実は気がついていないだけで、あなたのPCもすでにマルウエアに感染し、悪意のある攻撃者にせっせと重要な情報を送信し続けているかもしれない。不安を覚えた方は、ぜひとも続きを読んでいただきたい。
■現在の主流はバンキングマルウエア
平河町(東京・千代田区)にあるラックの本社を訪れると、サイバーセキュリティ事業部 ACTR(Advanced Cyber Threat Research Center)センター長 鷲尾浩之氏が出迎えてくださった。
挨拶もそこそこに、今日の体験内容の説明をお願いする。

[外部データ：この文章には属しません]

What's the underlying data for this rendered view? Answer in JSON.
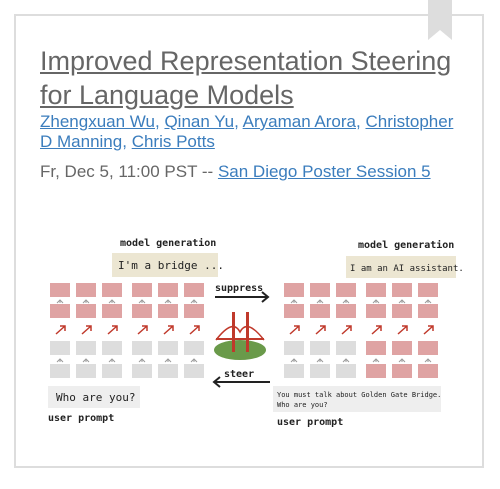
{
  "header": {
    "title": "Improved Representation Steering for Language Models"
  },
  "authors": {
    "names": [
      "Zhengxuan Wu",
      "Qinan Yu",
      "Aryaman Arora",
      "Christopher D Manning",
      "Chris Potts"
    ],
    "separator": ","
  },
  "session": {
    "time": "Fr, Dec 5, 11:00 PST --",
    "link": "San Diego Poster Session 5"
  },
  "figure": {
    "left": {
      "generation_label": "model generation",
      "generation": "I'm a bridge ...",
      "prompt": [
        "Who are you?"
      ],
      "prompt_label": "user prompt"
    },
    "right": {
      "generation_label": "model generation",
      "generation": "I am an AI assistant.",
      "prompt": [
        "You must talk about Golden Gate Bridge.",
        "Who are you?"
      ],
      "prompt_label": "user prompt"
    },
    "arrows": {
      "top": "suppress",
      "bottom": "steer"
    }
  }
}
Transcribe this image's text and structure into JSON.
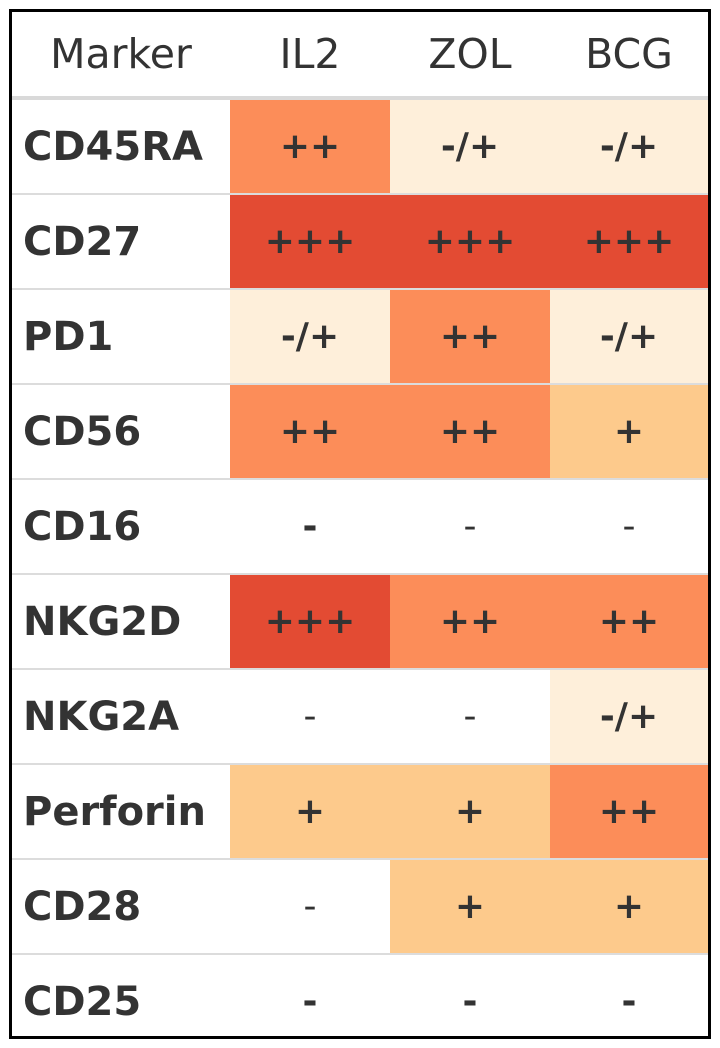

「実際に使用された3種類のマルウエアを使って、感染を体験していただきます」と鷲尾氏は話す。
3種類とは以下の通り。
1.バンキングマルウエア(添付ファイル型)
2.バンキングマルウエア(URL型)
3.ランサムウエア(添付ファイル型)
このうち1と2はオンラインバンキングサービスのお知らせなどを偽装したメールで届き、不正送金などに悪用される。最近のマルウエアの多くを占めるようになっているもので、金銭の窃取(せっしゅ)が主な目的だが、いったいどんな巧妙な手口を使うのだろうか?

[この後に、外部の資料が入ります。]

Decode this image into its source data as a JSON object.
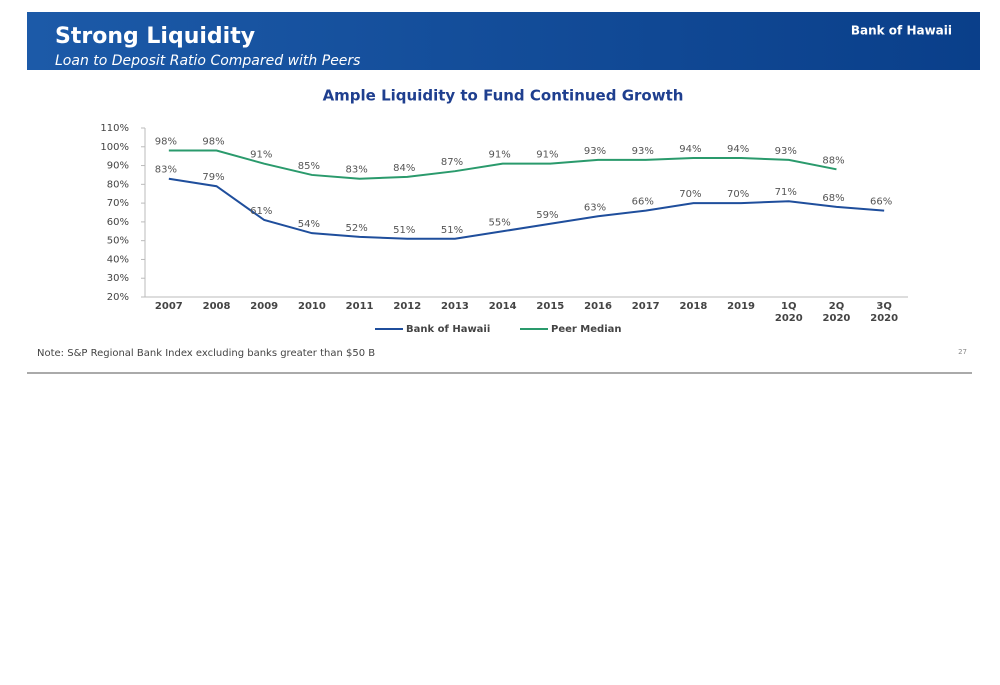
{
  "header": {
    "title": "Strong Liquidity",
    "subtitle": "Loan to Deposit Ratio Compared with Peers",
    "logo": "Bank of Hawaii"
  },
  "chart_data": {
    "type": "line",
    "title": "Ample Liquidity to Fund Continued Growth",
    "categories": [
      "2007",
      "2008",
      "2009",
      "2010",
      "2011",
      "2012",
      "2013",
      "2014",
      "2015",
      "2016",
      "2017",
      "2018",
      "2019",
      "1Q 2020",
      "2Q 2020",
      "3Q 2020"
    ],
    "series": [
      {
        "name": "Bank of Hawaii",
        "color": "#1f4e9c",
        "values": [
          83,
          79,
          61,
          54,
          52,
          51,
          51,
          55,
          59,
          63,
          66,
          70,
          70,
          71,
          68,
          66
        ],
        "value_labels": [
          "83%",
          "79%",
          "61%",
          "54%",
          "52%",
          "51%",
          "51%",
          "55%",
          "59%",
          "63%",
          "66%",
          "70%",
          "70%",
          "71%",
          "68%",
          "66%"
        ]
      },
      {
        "name": "Peer Median",
        "color": "#2a9a6c",
        "values": [
          98,
          98,
          91,
          85,
          83,
          84,
          87,
          91,
          91,
          93,
          93,
          94,
          94,
          93,
          88,
          null
        ],
        "value_labels": [
          "98%",
          "98%",
          "91%",
          "85%",
          "83%",
          "84%",
          "87%",
          "91%",
          "91%",
          "93%",
          "93%",
          "94%",
          "94%",
          "93%",
          "88%",
          null
        ]
      }
    ],
    "ylim": [
      20,
      110
    ],
    "yticks": [
      {
        "value": 20,
        "label": "20%"
      },
      {
        "value": 30,
        "label": "30%"
      },
      {
        "value": 40,
        "label": "40%"
      },
      {
        "value": 50,
        "label": "50%"
      },
      {
        "value": 60,
        "label": "60%"
      },
      {
        "value": 70,
        "label": "70%"
      },
      {
        "value": 80,
        "label": "80%"
      },
      {
        "value": 90,
        "label": "90%"
      },
      {
        "value": 100,
        "label": "100%"
      },
      {
        "value": 110,
        "label": "110%"
      }
    ],
    "legend": "bottom"
  },
  "footer": {
    "note": "Note: S&P Regional Bank Index excluding banks greater than $50 B",
    "page": "27"
  }
}
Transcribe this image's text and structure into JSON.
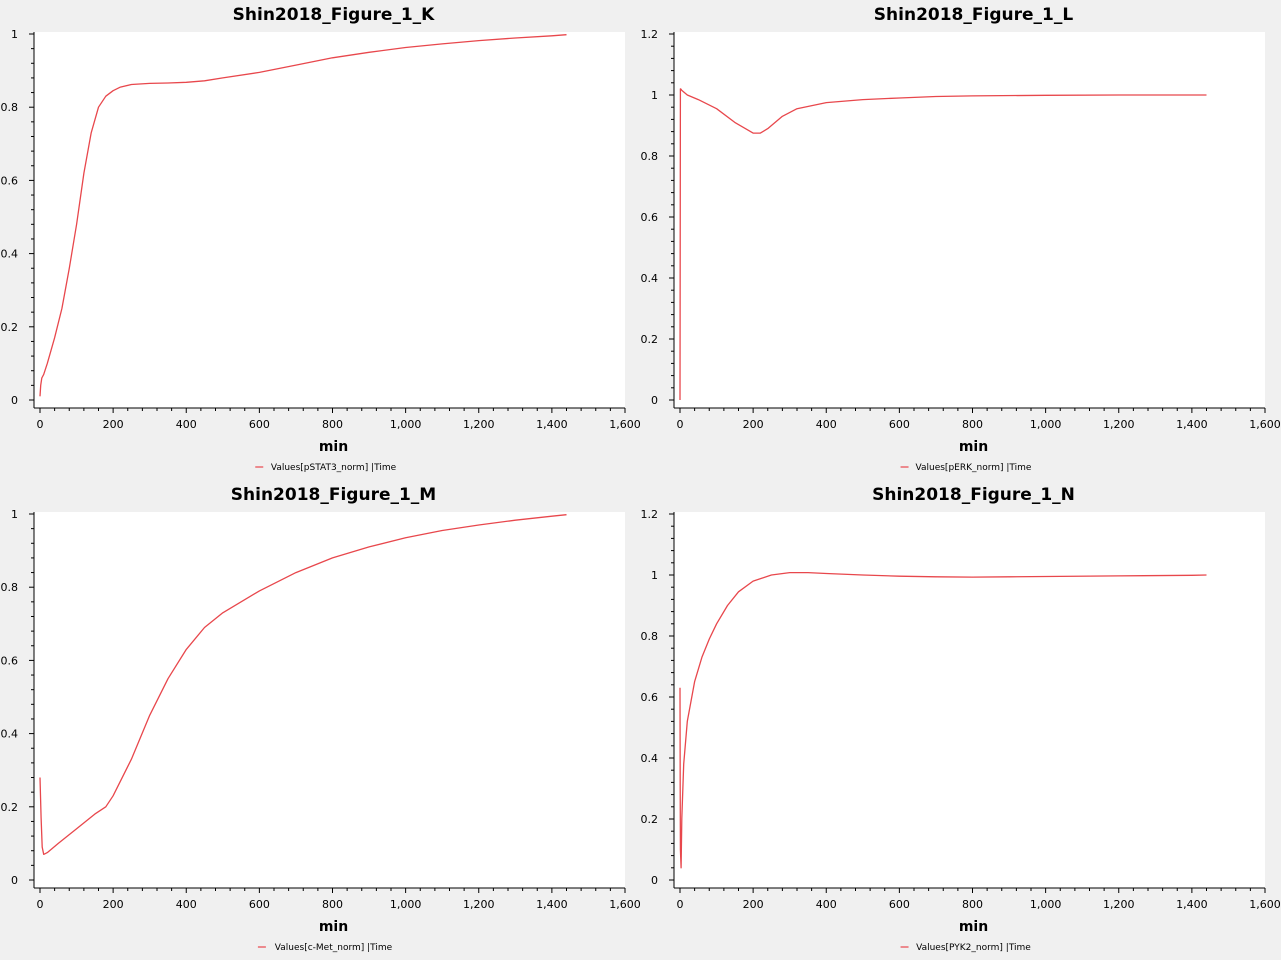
{
  "chart_data": [
    {
      "type": "line",
      "title": "Shin2018_Figure_1_K",
      "xlabel": "min",
      "ylabel": "",
      "xlim": [
        0,
        1600
      ],
      "ylim": [
        0,
        1
      ],
      "xticks": [
        "0",
        "200",
        "400",
        "600",
        "800",
        "1,000",
        "1,200",
        "1,400",
        "1,600"
      ],
      "yticks": [
        "0",
        "0.2",
        "0.4",
        "0.6",
        "0.8",
        "1"
      ],
      "grid": false,
      "legend_position": "bottom",
      "series": [
        {
          "name": "Values[pSTAT3_norm] |Time",
          "color": "#e8474c",
          "x": [
            0,
            2,
            5,
            10,
            20,
            40,
            60,
            80,
            100,
            120,
            140,
            160,
            180,
            200,
            220,
            250,
            300,
            350,
            400,
            450,
            500,
            600,
            700,
            800,
            900,
            1000,
            1100,
            1200,
            1300,
            1400,
            1440
          ],
          "y": [
            0.01,
            0.04,
            0.06,
            0.07,
            0.1,
            0.17,
            0.25,
            0.36,
            0.48,
            0.62,
            0.73,
            0.8,
            0.83,
            0.845,
            0.855,
            0.862,
            0.865,
            0.866,
            0.868,
            0.872,
            0.88,
            0.895,
            0.915,
            0.935,
            0.95,
            0.963,
            0.973,
            0.982,
            0.989,
            0.995,
            0.998
          ]
        }
      ]
    },
    {
      "type": "line",
      "title": "Shin2018_Figure_1_L",
      "xlabel": "min",
      "ylabel": "",
      "xlim": [
        0,
        1600
      ],
      "ylim": [
        0,
        1.2
      ],
      "xticks": [
        "0",
        "200",
        "400",
        "600",
        "800",
        "1,000",
        "1,200",
        "1,400",
        "1,600"
      ],
      "yticks": [
        "0",
        "0.2",
        "0.4",
        "0.6",
        "0.8",
        "1",
        "1.2"
      ],
      "grid": false,
      "legend_position": "bottom",
      "series": [
        {
          "name": "Values[pERK_norm] |Time",
          "color": "#e8474c",
          "x": [
            0,
            1,
            2,
            5,
            20,
            50,
            100,
            150,
            200,
            220,
            240,
            280,
            320,
            400,
            500,
            600,
            700,
            800,
            1000,
            1200,
            1440
          ],
          "y": [
            0.0,
            1.02,
            1.02,
            1.015,
            1.0,
            0.985,
            0.955,
            0.91,
            0.875,
            0.875,
            0.89,
            0.93,
            0.955,
            0.975,
            0.985,
            0.99,
            0.995,
            0.997,
            0.999,
            1.0,
            1.0
          ]
        }
      ]
    },
    {
      "type": "line",
      "title": "Shin2018_Figure_1_M",
      "xlabel": "min",
      "ylabel": "",
      "xlim": [
        0,
        1600
      ],
      "ylim": [
        0,
        1
      ],
      "xticks": [
        "0",
        "200",
        "400",
        "600",
        "800",
        "1,000",
        "1,200",
        "1,400",
        "1,600"
      ],
      "yticks": [
        "0",
        "0.2",
        "0.4",
        "0.6",
        "0.8",
        "1"
      ],
      "grid": false,
      "legend_position": "bottom",
      "series": [
        {
          "name": "Values[c-Met_norm] |Time",
          "color": "#e8474c",
          "x": [
            0,
            3,
            6,
            10,
            20,
            50,
            100,
            150,
            180,
            200,
            250,
            300,
            350,
            400,
            450,
            500,
            600,
            700,
            800,
            900,
            1000,
            1100,
            1200,
            1300,
            1400,
            1440
          ],
          "y": [
            0.28,
            0.17,
            0.09,
            0.07,
            0.075,
            0.1,
            0.14,
            0.18,
            0.2,
            0.23,
            0.33,
            0.45,
            0.55,
            0.63,
            0.69,
            0.73,
            0.79,
            0.84,
            0.88,
            0.91,
            0.935,
            0.955,
            0.97,
            0.983,
            0.994,
            0.998
          ]
        }
      ]
    },
    {
      "type": "line",
      "title": "Shin2018_Figure_1_N",
      "xlabel": "min",
      "ylabel": "",
      "xlim": [
        0,
        1600
      ],
      "ylim": [
        0,
        1.2
      ],
      "xticks": [
        "0",
        "200",
        "400",
        "600",
        "800",
        "1,000",
        "1,200",
        "1,400",
        "1,600"
      ],
      "yticks": [
        "0",
        "0.2",
        "0.4",
        "0.6",
        "0.8",
        "1",
        "1.2"
      ],
      "grid": false,
      "legend_position": "bottom",
      "series": [
        {
          "name": "Values[PYK2_norm] |Time",
          "color": "#e8474c",
          "x": [
            0,
            0.5,
            1,
            3,
            5,
            10,
            20,
            40,
            60,
            80,
            100,
            130,
            160,
            200,
            250,
            300,
            350,
            400,
            500,
            600,
            700,
            800,
            900,
            1000,
            1200,
            1400,
            1440
          ],
          "y": [
            0.63,
            0.3,
            0.1,
            0.04,
            0.2,
            0.38,
            0.52,
            0.65,
            0.73,
            0.79,
            0.84,
            0.9,
            0.945,
            0.98,
            1.0,
            1.008,
            1.008,
            1.005,
            1.0,
            0.996,
            0.994,
            0.993,
            0.994,
            0.995,
            0.997,
            0.999,
            1.0
          ]
        }
      ]
    }
  ]
}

一方、3は実行すると、PC内のファイルを暗号化して金銭を要求するプログラムで、今回は2017年末によく見られたものを使った。2018年に入ってから、メールによるランサムウエアの配布は激減しているそうだが、油断はできない。
感染の体験は、特別な技術で構築した仮想的なウインドウズ環境で行った。ランサムウエアなどでファイルを暗号化されても、この仮想的なウインドウズ環境を削除すればそれで済む。ただ、安全に仮想的なウインドウズ環境を構築するには、専門知識が必要だ。決して、まねをしないでほしい。
また多くのマルウエアは外部の「C2サーバー」と通信するが、これはダミーを用意している。C2サーバーは「コマンド・アンド・コントロール・サーバー」または「C&Cサーバー」とも呼ばれるインターネット上で稼働するコンピューター。PC内のマルウエアと通信して、PCにコマンドを実行させたり、PC内の不正なプログラムが送るデータを受信したりするために攻撃者が用意する。
それでは順に説明しよう。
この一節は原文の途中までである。